Passing over the bridge to Roanoke Island we found ourselves entering a quaint area with a legendary history. Roanoke Island has been known in American history for its significance as the site of Sir Walter Raleigh’s planting of an English settlement with his Roanoke Colony in 1585 and 1587. The Anglo-Spanish war delayed the delivery of much needed supplies and when a ship was finally able to make it back to the settlement 3 years later, it was found to be deserted. As the fate of the final group of colonists has never been determined, myths have developed. Stories about the “Lost Colony” as it has come to be known, have circulated for more than 400 years. The best place to learn all about the lost colony of Roanoke and life as a colonist on the island is at the Roanoke Island Festival Park.
Following a gravel path we learned about the native peoples who lived here and the English settlers who arrived and formed the Roanoke colony. Costumed guides explained what life was like on board the sailing vessel that brought 150 settlers and crew over from England. We were quite surprised at the size of the boat (it is a life-sized replica) as we tried to imagine our family spending months at sea to get to a strange new land that we might hope to call home. I am not sure the four of us would have been brave enough to make the journey.

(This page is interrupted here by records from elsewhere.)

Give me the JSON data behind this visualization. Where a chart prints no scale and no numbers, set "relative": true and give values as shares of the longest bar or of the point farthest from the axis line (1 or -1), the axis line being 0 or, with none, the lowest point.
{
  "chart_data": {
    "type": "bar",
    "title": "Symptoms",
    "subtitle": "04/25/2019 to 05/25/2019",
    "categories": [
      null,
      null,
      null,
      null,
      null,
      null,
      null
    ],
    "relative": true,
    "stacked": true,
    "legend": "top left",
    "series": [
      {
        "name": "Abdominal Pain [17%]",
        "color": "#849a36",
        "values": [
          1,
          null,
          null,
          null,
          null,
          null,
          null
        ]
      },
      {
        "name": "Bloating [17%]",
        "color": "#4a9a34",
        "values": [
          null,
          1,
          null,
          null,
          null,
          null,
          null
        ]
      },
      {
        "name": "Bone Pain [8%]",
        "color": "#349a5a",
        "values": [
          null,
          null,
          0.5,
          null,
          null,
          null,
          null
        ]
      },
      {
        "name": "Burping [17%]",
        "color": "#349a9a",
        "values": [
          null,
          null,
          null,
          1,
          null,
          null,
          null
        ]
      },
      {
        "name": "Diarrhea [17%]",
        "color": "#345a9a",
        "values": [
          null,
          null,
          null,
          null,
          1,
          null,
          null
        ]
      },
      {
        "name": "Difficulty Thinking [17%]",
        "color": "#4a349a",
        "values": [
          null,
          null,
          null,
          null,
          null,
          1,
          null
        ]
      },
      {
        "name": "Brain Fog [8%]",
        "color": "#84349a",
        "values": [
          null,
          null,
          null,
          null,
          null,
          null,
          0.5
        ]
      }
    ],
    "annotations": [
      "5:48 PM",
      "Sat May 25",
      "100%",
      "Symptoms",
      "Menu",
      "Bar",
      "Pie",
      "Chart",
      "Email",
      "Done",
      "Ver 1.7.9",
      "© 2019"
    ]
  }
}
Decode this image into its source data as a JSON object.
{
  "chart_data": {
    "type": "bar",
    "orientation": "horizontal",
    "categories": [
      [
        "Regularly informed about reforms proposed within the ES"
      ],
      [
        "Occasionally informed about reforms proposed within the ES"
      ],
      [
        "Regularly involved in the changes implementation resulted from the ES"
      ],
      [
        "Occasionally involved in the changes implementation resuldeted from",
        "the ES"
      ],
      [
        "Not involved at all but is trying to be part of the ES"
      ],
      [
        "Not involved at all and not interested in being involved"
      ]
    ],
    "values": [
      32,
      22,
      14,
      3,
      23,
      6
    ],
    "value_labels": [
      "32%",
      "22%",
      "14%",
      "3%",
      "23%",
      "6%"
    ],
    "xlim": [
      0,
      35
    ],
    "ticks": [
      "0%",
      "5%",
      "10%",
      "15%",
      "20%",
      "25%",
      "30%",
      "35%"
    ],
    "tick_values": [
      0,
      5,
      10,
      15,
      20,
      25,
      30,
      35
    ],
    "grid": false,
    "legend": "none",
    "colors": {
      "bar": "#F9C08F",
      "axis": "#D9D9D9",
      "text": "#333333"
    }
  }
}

Moving along the path we entered the settlement area and learned about the first group of craftsmen who came to set up the colony prior to its future inhabitants. 107 men initially landed here and set to work building a settlement fort. Our guides likened them to to a group of contractors who came out to set up the settlement so that the colonists could then “move in”. We met the blacksmith and watched how he fashioned nails and other necessities that the craftsmen and colonists might need to build structures, furniture and other necessities. I still have the nail he made for us and it’s one of my prized souvenirs. The boys learned how to plane wood and how to sharpen it to make stakes. The boys also got a kick out of trying on protective armor and posing with the swords and shields. It was very heavy but trying it on, gave them a sense of what life was like for the first creators of the colony. When you think about all the unknowns, the dangers of life in the new world, you realize it was a pretty tough gig. These original craftsmen returned to England with Sir Francis Drake introducing tobacco, corn and potatoes.
In 1587 115 colonists-men, women and children were brought to establish the colony by John White, a friend of Sir Walter Raleigh but were dismayed upon their arrival to find the original craftsmen gone. The colonists including the first baby born in the colonies John White’s granddaughter Virginia Dare, were left while John White sailed back to England to bring help and more supplies.When they were finally able to return 3 years later, the colony was deserted. The 90 men, 17 women and 11 children vanished. To this day, no one knows what happened to those initial colonists, only that they disappeared and were never heard from again. The only clue the colonists left behind was the word Croatoan carved into a tree. A common belief is that they were absorbed by the Croatan Indian tribe.
After the living history tour, we headed into the exhibit space to learn more about Sir Walter Raleigh, John White, and the other personalities connected with the settlement. We learned about exploration of the coast and privateering and the men who sailed looking for fortune and fame. After the exhibit the kids wandered out to an area near the ticket booth where they were able to scour for shark teeth amidst tons of broken shells. My boys love treasure hunting and this kept them busy while Lilia and I perused the gift shop.
Overall, the Roanoke Festival Park is a DO NOT MISS. What a great way to experience and learn about the very first settlers who made this area their home and the mystery as to what happened to them. Make sure you take some time to visit the adorable town of Manteo as well. It’s beyond charming and really plays up the colonist connection.